Как мне искать цветок папоротника (как тебе искать) как. Искать в песочнице искать под елкой пригожей. Искать под подушкой утром. В школе искать под партой. На карте мира искать (на дне моря и на вершине горы). Искать в книгах (листать за страницей страницу) разглаживать бережно что там цвело сто лет назад. (Ах Библия черная пальцы дедов моих ты знаешь сколько лет и зим помнишь хозяек старых и молодых крестины свадьбы и похороны голоса журавлей и коров в закутах расскажи может было может пришла как-то утром с луга ноги в росе с головы до пят в росе – небо в росе – держит в руке растерянная куда спрятать в Библию полистала вложила один-единственный раз могло же случиться) искать. Искать где старики пьют спытать може кто вспомнит може кто мимо шел. У детей спросить говорят знают всякие вещи. Пристать к учителю пусть угадывает а вдруг угадает. В горячей печи искать во рту смеющемся искать в сказках Латвии. По-немецки учиться в истории древней искать «в таком-то таком-то году в лесах цвели невиданные цветы слезы Иисуса той осенью началась чума». Искать где солдаты шагают за ротой рота колеса и гусеницы кто знает может как раз из принципа там растет не вытоптан и зацветет. Искать где зарыт повешенный где расстрелянный брошен кто знает вдруг пламенеет там вдруг царапает землю вдруг там зацветет. Искать у себя на родине (у тебя на родине) у них на родине. Искать в небе (искать на земле) под землей искать. Как мне искать траву Яна (как тебе искать) как найти. Искать в январе на льду под снегом в апреле в грязи искать жарким днем на рынке среди помидоров рыбы и птицы в летнюю ночь искать в лесу среди запахов. Найти как найти не знаю.

 

«Вот я. Вот ты. Вот он...»

Вот я. Вот ты. Вот он. Придет забытый, спросит: там кровь легла на травы, так кто траву ту скосит? Ведь был колчан и стрелы, я целил птицу смело, раз вышел Бог на встречу без птицы – в чем тут дело? Материя дробится, пространство рвется, слышишь – неровное дыханье (то не Отец ли дышит!) сквозь стекла семантические нельзя увидеть лица, и не с кем выслать вести тем, кто еще родится, у чисел нету смысла, все в черной речке тонем, и что учили в школе, у черта спит в ладони, нет, это чушь. Вот я. Вот ты, вот он.

 

«Что, Пятница?..»

Что, Пятница? Весна уже прошла и нежный у нас июнь с рассадой и жасмином, такой покой на кладбище и чистота плывет над лесом, Бог не любит нашу землю мокнет сено. А Пятница?
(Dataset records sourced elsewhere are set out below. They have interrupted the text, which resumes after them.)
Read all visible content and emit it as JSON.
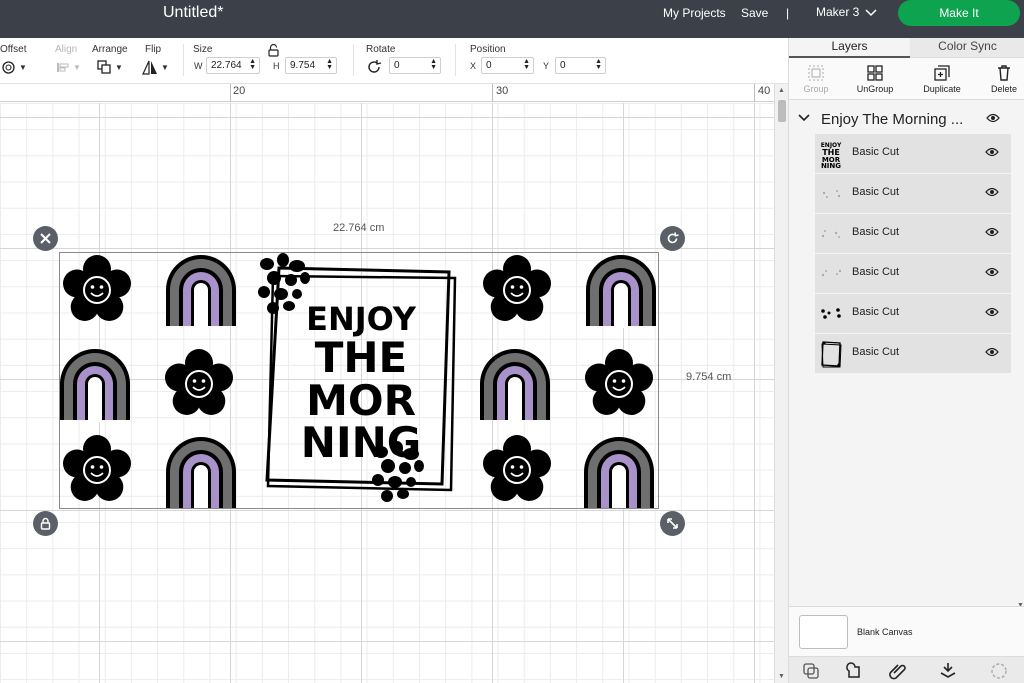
{
  "topbar": {
    "title": "Untitled*",
    "my_projects": "My Projects",
    "save": "Save",
    "separator": "|",
    "machine": "Maker 3",
    "make_it": "Make It",
    "make_it_color": "#0ea34f",
    "bar_color": "#3b4049"
  },
  "toolbar": {
    "offset_label": "Offset",
    "align_label": "Align",
    "arrange_label": "Arrange",
    "flip_label": "Flip",
    "size_label": "Size",
    "width_letter": "W",
    "width_value": "22.764",
    "height_letter": "H",
    "height_value": "9.754",
    "rotate_label": "Rotate",
    "rotate_value": "0",
    "position_label": "Position",
    "x_letter": "X",
    "x_value": "0",
    "y_letter": "Y",
    "y_value": "0"
  },
  "ruler": {
    "marks": [
      "20",
      "30",
      "40"
    ]
  },
  "canvas": {
    "width_dimension": "22.764 cm",
    "height_dimension": "9.754 cm",
    "design_text": [
      "ENJOY",
      "THE",
      "MOR",
      "NING"
    ],
    "purple": "#a991c9",
    "gray": "#6f6f6f"
  },
  "panel": {
    "tabs": [
      "Layers",
      "Color Sync"
    ],
    "actions": [
      "Group",
      "UnGroup",
      "Duplicate",
      "Delete"
    ],
    "group_title": "Enjoy The Morning ...",
    "layers": [
      "Basic Cut",
      "Basic Cut",
      "Basic Cut",
      "Basic Cut",
      "Basic Cut",
      "Basic Cut"
    ],
    "blank_canvas": "Blank Canvas"
  }
}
Он вроде губернатор на мелком островке и с кучей полномочий, но парень свой мы вместе пили на Лиго Леон был пьян и Виктору, ну было пето костер у берега реки и Кнут. Ах, Пятница? Куда же лето, промчалось словно три коротких дня и в октябре я еду в Смилтене шофер сказал сынок, еще не все пропало еще год за годом и бежали багряные деревья.

 

Рыцарь и Санчо Панса

1 Скачет рыцарь на хромом одре градами весями скачет на трех ветрах. Скачет рыцарь скачет денно скачет нощно. Скачет рыцарь высокую думу думает а выдумать не может. Скачет рыцарь скачет смеется и плачет. Сколько на земле чертей и великанов это знает. Сколько будет дважды два этого не знает. 2 Скачет Санчо Панса на ослике деревней скачет черт что за ветер. Скачет Санчо Панса скачет день скачет ночь. Скачет Санчо Панса одну думу думает вот ведь земля круглая и никуда не ускачешь.

 

«По кочкам болотным земля убегает...»

По кочкам болотным земля убегает чибис кричит но леший еще далеко иди побороться со мною заяц браток. Бог со двора на двор и собаки лают но нет ни медведя ни волка иди заяц браток. Скоро полночь: храпит жеребец землю копытом роет я подпоясался туго и жду заяц браток.

 

Стихотворение о старости

1 (Иоанна 21 истинно истинно говорю тебе когда ты был молод то препоясывался сам и ходил куда хотел а когда состаришься то прострешь руки твои и другой препояшет тебя и поведет куда не хочешь) а Петр смеется. Учитель он говорит что ты о старости знаешь ты умрешь молодым. Молодому страшно его ведь можно убить со старика что возьмешь жизнь его птица в ветвях. Юноше страшно его окуют цепями старый и в яме свободен свобода его птица в небе. 2 (Все проходит) неохота чушь молоть (все проходит) надоело бахвалиться старость близко и каков ты есть таков ты есть (чего лукавить). Возраст приходит как ливень Смывая пыль. 3 А иной до последнего вьюном вьется с ведром к колодцу пока не споткнется пошел черпать а куда на что льет а что и не знает во что так год за годом полжизни мимо придет ли старость да и старость жди мол. Начнет похвалятся он тем что было тем что в годы мужа свершил он добро он копит (а добро гниет) так полнится чаша за годом год в гробу он лежит свечи горят жизнь прошла что старость отвернулась мимо прошла. 4 Лишь бы сердце было зрячим О глазах не плачу. 5 Еще одна вещь хороша то что спина не гнется. Старому трудно юлить старому пятиться трудно хочешь не хочешь надо стоять на своем. Копейка осталась лежать унизиться не пришлось (ботинки не зашнурованы но это пустяк). 6 Дай мне Бог старости на порог.

 

«Сначала: холодная звездная ночь ...»

I Сначала: холодная звездная ночь поля в снегу реки во льду далекие окна в огнях мы три мужика гоним день к западу и снова пустая ночь ну и ну сани промчались мимо наш боженька едет II цыган идет пружинящим меридианом в зеленых штанах с попугаем в руке из Египта идет поет и смеется только бы не оступился III хозяин идет со двора пропитан солью и солнцем на каждом шагу воз сена в одной руке деревянный жбан в жбане хмельное другая рука в кармане не грех почесаться V я иду через лес рыжие волосы по ветру золотые денежки пересчитываю назад не смотрю знаю декабрь за спиной.

 

«Пламя гниет и тлеет ольха ...»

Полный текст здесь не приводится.